The Muse left me inspired to write...and to read. In this season of feeling so ready for summer vacation, I love the way books take me somewhere else and expand my horizons in the fifteen minute increments I find to fly through a few pages. So today I'll share some of the great books I've read over the past couple of months, in case you're looking for a fun little get-away, too.

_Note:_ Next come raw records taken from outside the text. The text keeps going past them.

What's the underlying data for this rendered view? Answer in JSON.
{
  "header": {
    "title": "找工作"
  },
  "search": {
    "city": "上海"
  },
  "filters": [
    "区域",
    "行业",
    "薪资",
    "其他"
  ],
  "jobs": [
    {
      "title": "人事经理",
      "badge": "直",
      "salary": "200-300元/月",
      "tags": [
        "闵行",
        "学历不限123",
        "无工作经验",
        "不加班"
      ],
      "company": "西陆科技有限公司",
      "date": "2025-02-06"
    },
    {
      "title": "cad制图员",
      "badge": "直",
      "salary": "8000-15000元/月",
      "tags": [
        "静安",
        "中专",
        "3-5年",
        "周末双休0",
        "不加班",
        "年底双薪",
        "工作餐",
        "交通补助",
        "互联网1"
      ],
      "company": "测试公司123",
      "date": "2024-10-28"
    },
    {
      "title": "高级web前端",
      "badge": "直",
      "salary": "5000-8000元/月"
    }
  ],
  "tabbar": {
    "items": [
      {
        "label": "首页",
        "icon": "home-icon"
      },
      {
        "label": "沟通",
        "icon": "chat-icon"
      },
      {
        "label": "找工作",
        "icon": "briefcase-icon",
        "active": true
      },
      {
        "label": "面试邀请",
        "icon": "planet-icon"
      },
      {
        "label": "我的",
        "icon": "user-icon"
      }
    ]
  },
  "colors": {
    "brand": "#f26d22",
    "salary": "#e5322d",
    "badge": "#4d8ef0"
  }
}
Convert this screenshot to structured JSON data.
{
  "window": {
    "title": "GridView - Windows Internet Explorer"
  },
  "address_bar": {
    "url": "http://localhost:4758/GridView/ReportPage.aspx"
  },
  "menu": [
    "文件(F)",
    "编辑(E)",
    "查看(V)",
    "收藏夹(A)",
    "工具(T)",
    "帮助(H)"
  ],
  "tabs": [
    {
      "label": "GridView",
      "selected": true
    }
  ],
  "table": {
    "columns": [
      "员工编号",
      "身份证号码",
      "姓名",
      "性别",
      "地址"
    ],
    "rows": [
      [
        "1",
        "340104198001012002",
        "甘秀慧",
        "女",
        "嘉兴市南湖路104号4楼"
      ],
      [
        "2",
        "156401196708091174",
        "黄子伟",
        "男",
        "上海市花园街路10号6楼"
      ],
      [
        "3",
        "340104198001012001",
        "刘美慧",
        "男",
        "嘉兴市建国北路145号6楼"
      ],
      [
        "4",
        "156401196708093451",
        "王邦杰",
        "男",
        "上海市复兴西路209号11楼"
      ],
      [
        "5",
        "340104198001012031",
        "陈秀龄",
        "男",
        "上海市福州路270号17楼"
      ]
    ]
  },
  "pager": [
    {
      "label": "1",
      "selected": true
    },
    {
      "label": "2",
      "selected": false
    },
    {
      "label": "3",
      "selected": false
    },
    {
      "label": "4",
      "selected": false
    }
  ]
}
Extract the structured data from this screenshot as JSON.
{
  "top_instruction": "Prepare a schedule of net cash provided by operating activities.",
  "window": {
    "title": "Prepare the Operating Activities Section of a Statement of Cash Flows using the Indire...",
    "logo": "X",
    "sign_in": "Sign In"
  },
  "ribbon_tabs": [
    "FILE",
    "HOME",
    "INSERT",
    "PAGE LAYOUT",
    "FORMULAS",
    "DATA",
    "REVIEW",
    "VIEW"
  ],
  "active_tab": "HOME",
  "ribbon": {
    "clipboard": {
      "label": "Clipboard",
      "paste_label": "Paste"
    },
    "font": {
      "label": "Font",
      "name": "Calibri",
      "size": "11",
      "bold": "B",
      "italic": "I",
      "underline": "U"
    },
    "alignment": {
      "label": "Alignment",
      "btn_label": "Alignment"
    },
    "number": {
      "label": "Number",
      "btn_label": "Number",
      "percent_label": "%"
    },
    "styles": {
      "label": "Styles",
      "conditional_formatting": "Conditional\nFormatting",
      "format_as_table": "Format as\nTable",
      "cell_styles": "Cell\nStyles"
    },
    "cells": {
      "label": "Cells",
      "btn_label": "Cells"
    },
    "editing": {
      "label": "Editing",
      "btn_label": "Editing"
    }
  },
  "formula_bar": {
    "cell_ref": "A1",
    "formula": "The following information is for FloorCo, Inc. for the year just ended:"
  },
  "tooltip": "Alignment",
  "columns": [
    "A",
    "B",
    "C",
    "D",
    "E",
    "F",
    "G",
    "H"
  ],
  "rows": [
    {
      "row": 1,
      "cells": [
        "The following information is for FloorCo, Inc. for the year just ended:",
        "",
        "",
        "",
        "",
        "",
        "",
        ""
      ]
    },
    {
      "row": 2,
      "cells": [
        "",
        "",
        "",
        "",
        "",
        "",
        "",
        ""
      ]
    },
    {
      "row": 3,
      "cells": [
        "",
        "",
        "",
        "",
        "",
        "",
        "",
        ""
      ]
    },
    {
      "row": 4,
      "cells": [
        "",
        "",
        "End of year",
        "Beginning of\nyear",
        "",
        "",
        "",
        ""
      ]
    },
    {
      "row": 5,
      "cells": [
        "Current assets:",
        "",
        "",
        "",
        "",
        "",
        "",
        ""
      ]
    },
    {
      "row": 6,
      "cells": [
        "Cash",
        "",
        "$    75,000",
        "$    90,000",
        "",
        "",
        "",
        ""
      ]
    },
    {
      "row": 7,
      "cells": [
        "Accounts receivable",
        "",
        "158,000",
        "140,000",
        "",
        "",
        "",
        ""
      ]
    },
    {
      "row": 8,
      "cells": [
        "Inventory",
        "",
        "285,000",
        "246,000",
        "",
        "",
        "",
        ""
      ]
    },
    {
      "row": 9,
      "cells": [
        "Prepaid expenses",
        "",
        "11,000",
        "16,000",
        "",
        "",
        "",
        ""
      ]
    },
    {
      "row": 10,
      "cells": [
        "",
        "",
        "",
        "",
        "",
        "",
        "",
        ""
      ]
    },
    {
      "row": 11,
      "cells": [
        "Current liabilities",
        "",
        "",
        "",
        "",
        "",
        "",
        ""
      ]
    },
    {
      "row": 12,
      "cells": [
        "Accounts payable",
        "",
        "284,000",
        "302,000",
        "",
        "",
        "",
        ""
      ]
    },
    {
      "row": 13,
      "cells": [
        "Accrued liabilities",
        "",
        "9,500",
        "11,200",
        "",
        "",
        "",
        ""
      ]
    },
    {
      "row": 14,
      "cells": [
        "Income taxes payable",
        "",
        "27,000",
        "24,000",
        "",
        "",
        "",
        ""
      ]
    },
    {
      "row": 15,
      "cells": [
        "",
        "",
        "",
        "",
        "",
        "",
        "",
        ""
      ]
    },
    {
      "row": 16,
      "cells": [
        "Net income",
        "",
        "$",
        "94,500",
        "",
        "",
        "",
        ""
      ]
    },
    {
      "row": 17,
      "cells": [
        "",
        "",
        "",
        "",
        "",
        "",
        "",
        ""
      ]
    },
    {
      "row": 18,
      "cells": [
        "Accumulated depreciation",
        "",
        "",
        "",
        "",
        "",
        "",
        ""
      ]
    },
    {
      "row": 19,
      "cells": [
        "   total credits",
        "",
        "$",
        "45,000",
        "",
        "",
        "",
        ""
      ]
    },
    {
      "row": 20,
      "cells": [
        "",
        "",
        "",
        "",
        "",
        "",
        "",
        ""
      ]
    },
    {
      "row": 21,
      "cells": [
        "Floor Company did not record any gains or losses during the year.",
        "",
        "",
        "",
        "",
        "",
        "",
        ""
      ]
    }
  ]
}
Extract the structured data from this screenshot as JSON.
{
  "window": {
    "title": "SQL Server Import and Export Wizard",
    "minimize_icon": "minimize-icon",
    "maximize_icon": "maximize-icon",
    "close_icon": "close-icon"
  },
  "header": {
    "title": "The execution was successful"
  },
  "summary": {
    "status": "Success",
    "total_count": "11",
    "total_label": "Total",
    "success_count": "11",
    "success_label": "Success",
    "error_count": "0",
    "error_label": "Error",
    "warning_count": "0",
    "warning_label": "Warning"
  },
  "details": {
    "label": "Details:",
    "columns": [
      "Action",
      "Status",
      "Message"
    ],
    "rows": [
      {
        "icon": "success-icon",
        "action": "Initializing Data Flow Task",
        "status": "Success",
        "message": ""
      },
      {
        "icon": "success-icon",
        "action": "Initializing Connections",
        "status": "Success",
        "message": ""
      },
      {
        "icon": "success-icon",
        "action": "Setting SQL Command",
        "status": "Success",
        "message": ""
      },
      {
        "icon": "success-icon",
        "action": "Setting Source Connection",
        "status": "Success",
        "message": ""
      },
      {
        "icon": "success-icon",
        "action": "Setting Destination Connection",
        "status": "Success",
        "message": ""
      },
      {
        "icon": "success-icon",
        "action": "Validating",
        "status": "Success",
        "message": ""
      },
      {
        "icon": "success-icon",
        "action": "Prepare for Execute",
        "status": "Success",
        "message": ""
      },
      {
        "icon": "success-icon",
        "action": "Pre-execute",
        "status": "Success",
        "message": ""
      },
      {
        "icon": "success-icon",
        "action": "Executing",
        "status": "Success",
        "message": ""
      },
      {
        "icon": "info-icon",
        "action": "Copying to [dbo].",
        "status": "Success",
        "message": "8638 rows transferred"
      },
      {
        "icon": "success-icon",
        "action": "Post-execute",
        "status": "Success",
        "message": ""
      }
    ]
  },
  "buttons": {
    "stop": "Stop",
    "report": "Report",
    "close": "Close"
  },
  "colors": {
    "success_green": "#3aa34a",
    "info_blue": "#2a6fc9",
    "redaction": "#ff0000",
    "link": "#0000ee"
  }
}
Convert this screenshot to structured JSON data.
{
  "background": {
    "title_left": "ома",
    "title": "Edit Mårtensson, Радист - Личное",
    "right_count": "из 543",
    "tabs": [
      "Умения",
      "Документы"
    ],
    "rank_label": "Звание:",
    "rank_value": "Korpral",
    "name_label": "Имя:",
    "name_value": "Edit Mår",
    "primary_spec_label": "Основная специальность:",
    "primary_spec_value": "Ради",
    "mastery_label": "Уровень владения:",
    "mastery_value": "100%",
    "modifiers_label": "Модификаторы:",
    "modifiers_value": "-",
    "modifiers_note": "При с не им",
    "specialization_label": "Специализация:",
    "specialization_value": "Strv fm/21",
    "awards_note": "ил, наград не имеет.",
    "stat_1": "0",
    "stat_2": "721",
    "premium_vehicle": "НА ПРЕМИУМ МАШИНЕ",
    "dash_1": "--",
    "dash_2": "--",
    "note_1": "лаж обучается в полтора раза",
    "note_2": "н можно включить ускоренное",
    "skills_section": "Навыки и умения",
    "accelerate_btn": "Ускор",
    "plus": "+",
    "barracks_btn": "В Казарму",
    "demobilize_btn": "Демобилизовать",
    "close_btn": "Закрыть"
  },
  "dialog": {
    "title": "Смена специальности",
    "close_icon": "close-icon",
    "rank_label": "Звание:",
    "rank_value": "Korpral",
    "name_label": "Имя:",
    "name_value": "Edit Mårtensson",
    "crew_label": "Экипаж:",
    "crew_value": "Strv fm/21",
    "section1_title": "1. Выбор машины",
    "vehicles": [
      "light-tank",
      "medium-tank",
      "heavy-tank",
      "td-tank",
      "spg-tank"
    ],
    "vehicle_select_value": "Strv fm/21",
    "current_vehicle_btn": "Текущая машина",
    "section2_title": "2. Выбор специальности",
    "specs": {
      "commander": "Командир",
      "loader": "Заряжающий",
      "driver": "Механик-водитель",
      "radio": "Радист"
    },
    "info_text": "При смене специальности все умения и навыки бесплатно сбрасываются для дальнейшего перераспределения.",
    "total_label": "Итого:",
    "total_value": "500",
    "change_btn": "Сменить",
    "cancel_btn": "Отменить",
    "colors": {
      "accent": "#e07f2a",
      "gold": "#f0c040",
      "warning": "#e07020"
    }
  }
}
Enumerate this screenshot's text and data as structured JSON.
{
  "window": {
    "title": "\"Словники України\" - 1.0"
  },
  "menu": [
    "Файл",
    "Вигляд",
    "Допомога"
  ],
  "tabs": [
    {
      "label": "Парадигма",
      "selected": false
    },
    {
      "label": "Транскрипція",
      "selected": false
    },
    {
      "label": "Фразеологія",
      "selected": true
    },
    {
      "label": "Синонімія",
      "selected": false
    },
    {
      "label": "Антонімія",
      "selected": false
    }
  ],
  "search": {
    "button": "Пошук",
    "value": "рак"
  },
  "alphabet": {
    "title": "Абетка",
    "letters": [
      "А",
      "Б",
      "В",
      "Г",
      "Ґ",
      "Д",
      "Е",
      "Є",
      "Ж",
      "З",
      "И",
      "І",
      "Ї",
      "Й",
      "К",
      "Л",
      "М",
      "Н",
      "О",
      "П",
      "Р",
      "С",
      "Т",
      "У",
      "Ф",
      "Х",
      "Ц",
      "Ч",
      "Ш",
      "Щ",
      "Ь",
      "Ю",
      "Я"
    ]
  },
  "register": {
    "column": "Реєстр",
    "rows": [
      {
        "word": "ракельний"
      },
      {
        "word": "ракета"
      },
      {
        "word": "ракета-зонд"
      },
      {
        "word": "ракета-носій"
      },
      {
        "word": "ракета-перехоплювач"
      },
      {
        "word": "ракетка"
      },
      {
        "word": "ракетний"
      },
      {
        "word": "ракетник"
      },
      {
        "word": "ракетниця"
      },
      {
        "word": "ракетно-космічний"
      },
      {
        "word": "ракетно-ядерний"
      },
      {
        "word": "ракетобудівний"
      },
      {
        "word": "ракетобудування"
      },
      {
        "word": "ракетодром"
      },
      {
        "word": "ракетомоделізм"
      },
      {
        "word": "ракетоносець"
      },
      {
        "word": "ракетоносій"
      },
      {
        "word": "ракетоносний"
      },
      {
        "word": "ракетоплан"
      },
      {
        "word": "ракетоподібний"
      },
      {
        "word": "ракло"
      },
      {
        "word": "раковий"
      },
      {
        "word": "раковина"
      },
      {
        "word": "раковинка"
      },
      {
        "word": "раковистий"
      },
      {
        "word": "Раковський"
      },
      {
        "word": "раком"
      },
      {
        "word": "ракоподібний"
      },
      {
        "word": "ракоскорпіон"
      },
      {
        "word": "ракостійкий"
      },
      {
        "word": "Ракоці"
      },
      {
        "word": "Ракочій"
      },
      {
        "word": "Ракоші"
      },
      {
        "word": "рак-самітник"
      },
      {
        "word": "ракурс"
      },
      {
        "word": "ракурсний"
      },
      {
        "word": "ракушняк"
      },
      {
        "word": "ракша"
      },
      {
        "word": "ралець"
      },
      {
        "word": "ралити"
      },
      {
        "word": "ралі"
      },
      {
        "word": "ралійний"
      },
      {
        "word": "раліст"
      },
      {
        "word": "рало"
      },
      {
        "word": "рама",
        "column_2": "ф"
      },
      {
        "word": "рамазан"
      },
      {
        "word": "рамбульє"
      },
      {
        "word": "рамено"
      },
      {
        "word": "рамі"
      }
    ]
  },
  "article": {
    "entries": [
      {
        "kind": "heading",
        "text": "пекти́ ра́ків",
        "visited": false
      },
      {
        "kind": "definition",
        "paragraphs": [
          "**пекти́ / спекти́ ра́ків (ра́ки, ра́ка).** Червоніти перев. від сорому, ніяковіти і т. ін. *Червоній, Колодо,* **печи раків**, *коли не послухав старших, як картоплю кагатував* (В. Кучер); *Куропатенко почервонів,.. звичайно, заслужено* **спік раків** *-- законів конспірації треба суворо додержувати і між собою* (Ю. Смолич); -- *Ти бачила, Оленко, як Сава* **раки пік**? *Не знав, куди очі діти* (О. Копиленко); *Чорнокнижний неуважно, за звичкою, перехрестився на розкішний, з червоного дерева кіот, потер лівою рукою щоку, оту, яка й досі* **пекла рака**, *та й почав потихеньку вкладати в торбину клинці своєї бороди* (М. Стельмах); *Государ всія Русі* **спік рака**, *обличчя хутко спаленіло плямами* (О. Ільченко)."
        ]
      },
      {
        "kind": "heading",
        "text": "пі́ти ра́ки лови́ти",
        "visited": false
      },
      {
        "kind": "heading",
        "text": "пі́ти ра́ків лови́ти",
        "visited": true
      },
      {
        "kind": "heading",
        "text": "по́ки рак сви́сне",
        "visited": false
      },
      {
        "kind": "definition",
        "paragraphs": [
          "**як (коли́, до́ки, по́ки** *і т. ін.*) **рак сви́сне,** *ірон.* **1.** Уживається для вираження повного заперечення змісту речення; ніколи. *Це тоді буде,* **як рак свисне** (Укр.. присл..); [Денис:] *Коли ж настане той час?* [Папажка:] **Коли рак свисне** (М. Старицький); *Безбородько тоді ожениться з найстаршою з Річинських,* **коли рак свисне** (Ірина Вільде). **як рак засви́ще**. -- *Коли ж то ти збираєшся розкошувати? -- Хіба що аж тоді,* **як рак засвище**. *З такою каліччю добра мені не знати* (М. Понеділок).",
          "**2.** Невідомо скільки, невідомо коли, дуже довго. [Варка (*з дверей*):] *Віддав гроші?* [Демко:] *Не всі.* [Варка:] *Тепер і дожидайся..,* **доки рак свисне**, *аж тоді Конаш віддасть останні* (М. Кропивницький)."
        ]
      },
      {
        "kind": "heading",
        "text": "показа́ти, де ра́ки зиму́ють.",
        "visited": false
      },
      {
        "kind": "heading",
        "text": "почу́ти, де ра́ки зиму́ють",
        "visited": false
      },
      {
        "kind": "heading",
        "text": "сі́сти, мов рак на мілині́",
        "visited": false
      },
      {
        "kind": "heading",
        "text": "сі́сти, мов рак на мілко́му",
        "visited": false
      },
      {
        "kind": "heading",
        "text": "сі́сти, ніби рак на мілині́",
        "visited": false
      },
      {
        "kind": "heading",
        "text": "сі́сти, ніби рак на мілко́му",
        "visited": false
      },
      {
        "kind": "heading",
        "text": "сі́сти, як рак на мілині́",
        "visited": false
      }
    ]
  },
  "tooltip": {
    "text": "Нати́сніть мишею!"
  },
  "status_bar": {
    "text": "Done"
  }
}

I just finished Life After Life, a novel by Jill McCorkle. It follows a group of people who live in and
around a retirement home. I expected it to be a bit sad, but it surprised me. I was drawn right into these characters and the things they share and remember about their lives: what they miss, mistakes they made, how they work to create a new life now that the old one exists only in their memories. The philosophical questions in this book about living and aging and seasons of life intrigue me. My favorite character in the book is a former school teacher who posits that deep inside, we're all still eight years old. It's funny to see how she applies that theory and how apt it can be. And my second favorite character is part of a plot twist that caught by totally by surprise. I won't give it away, but it's worth the read just to hear him describe his life strategies.
Working backwards through the list, I LOVED the new book from Chip & Dan Heath, Decisive: How to Make Better Choices in Life and Work. I'm a fan of the Heath brothers: I love how they help me broaden my thinking, and this book does a really good job at pointing out how severely most of us narrow our focus when making decisions, ignoring how most things in life aren't nearly as either/or as we make them out to be. They talk about how we tend to use a spotlight to look at a decision...which does a great job of lighting up a particular area, but leaves everything else in the dark. They offer strategies to swing that spotlight around a bit and see what other possibilities it reveals.
And finally, I read Rob Bell's latest, What We Talk About When We Talk About God. I'm not a Rob Bell devotee: we come from very different places, and some of the rocks he's flipping over in search of spiritual answers are the same ones I was exploring awhile back and decided weren't all that helpful. But I have friends who know him personally and love him, so I try to withhold any strong opinions. (And it wasn't until I read a profile of him in The New Yorker describing him as providing a release valve or sorts in the intense conservative culture of Grand Rapids, Michigan where he founded a church that I understood why he's such a big deal in certain Christian circles.) I liked this book more than expected, but with one caveat: as a writer, I think he needs to step up to the plate and reveal what these ideas mean to him. His writing is quite cerebral, but all the artful phrases don't land anywhere because he doesn't share about himself. He hints at an intense spiritual crisis but never tells us what that looked or felt like, or how he's working through it, or even what it looks like for him to look to his faith in mundane circumstances wondering what to do next and whether life has meaning. It would be interesting to read an "applied faith" book from him.